Tough Talk on Deceptive Drug Ads

With the announcement of a crackdown on deceptive advertising by pharmaceutical companies, RFK Jr. is once again showing that he may not be a complete crackpot. At his apparent direction, the Food and Drug Administration said it is sending about 100 cease-and-desist letters to drugmakers found to be making use of broadcast and digital ads that downplay the safety risks of their products.

The FDA’s move was reinforced by a presidential memorandum suggesting that the administration will move to change federal drug advertising policy, which since 1997 has allowed companies to limit the amount of information they have to include on harmful side effects. Today, the pharmaceutical industry spends billions of dollars a year on consumer advertising, a cost that helps drive up drug prices.

Marketing drugs to consumers has a long and contested history. It was the business model of the 19th century patent medicine purveyors, who promoted their dubious products directly to users.
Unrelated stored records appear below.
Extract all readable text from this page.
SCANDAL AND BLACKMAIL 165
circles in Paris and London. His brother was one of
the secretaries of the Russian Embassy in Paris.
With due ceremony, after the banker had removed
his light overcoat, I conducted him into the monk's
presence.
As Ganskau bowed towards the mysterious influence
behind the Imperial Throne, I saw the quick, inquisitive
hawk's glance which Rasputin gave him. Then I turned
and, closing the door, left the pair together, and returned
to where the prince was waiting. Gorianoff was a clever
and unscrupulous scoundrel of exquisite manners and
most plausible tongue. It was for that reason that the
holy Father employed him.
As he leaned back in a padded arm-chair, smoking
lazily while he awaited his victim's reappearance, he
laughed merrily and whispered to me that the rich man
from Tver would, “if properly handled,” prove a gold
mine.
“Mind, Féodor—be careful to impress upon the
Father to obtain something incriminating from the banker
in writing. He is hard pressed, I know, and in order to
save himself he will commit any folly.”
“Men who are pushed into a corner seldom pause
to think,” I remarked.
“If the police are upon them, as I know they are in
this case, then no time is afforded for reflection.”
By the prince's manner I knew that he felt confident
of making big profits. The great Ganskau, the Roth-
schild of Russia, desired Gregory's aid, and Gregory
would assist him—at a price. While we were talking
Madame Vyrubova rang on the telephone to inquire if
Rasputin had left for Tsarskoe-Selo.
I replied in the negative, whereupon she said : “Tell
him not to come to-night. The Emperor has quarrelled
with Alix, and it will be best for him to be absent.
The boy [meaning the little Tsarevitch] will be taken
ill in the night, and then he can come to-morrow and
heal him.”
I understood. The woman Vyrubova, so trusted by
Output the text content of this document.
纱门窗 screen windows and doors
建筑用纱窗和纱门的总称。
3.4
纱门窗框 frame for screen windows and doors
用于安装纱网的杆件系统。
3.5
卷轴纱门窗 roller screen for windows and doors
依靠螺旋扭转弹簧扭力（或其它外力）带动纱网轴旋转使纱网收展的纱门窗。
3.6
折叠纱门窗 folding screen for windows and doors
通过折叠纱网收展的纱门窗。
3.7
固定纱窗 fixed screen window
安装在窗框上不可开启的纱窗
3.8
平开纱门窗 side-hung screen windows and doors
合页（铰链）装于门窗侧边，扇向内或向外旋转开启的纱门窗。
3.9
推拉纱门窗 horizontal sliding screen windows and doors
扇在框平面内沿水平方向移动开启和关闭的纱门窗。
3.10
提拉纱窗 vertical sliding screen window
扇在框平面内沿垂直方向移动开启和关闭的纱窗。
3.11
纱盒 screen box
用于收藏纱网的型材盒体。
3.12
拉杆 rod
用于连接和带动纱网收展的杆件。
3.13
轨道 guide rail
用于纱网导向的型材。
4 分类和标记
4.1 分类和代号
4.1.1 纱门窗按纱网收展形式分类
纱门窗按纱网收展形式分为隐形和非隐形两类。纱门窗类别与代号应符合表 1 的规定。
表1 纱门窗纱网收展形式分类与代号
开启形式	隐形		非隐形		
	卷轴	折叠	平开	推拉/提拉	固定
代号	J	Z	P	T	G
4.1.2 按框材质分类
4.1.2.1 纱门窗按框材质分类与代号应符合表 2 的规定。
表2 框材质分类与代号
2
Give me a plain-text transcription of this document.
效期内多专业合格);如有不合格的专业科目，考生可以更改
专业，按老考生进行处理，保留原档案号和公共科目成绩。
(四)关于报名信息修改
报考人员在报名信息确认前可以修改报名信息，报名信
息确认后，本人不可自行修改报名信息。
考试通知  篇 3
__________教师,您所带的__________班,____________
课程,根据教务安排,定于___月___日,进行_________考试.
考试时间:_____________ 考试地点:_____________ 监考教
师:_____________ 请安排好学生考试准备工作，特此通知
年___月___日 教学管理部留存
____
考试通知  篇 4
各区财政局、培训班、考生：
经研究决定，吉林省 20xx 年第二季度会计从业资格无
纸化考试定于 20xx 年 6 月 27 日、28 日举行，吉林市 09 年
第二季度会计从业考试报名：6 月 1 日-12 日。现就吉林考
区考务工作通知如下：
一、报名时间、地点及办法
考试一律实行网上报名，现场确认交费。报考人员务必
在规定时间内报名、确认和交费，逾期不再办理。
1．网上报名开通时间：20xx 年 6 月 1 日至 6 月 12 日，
To counteract the hucksters, entrepreneurs such as Eli Lilly began to create what became known as ethical drug operations to make safer remedies available to medical professionals. At the same time, there was a move by reformers such as Dr. Harvey Wiley to get the federal government to regulate the industry. The result was the 1906 Pure Food and Drugs Act, which among other things banned false and misleading claims. The 1938 Food, Drug and Cosmetic Act imposed further restrictions.

As a result, for decades, drugmakers focused on marketing to doctors through ads in medical journals and visits from sales representatives known as detail men. It turned out, however, that the ethical drugmakers could be as dishonest as the patent medicine purveyors. In the late 1950s Pfizer was embroiled in a controversy over deceptive ads in the journals.

It was not until the 1990s that the pharmaceutical industry began pushing for greater freedom to communicate directly with consumers. It succeeded in getting the FDA to issue new rules allowing broadcast ads that included only limited safety warnings.

Along with a flood of advertisements came a wave of scandals. In 2000, for example, the FDA warned Pfizer and Pharmacia, co-marketers of the arthritis drug Celebrex, that the consumer ads they were running for the medication were false and misleading. In 2003 Pfizer paid $6 million to settle with 19 states that had accused the company of using misleading ads to promote its Zithromax medication for children’s ear infections.

In 1999 a federal judge ordered Eli Lilly to stop promoting its osteoporosis drug Evista with what were said to be false claims that the medication reduced the risk of breast cancer. Lilly later pled guilty and paid $36 million in connection with the illegal promotion of Evista. In 2005 the FDA warned Lilly that its television advertisement for Strattera, a drug for attention deficit hyperactivity disorder, understated the risks associated with the medication.

In 2004 the FDA sent a warning letter to GlaxoSmithKline charging that a TV advertisement for the antidepressant Paxil was false and misleading.

In 2008 Merck agreed to pay $58 million to settle charges brought by more than two dozen states that the company’s advertisements for the arthritis medication Vioxx deceptively downplayed the health risks of the drug.

The list could go on. The upshot is that drugmakers frequently abused their new marketing freedom. The FDA and other regulators took some actions against the companies, but there is no evidence that their enforcement actions had much of a deterrent effect.

This brings us back to the present. It is good that the Trump and RFK Jr. are voicing concern about deceptive marketing, but they are not proposing any specific new initiatives. It is also unclear that they are serious about enforcing existing rules more vigorously. After all, this is an administration that has generally demonized regulation and has retreated from strong action against corporate miscreants.

Time will tell whether what they are doing amounts to anything substantial or is just another empty political gesture.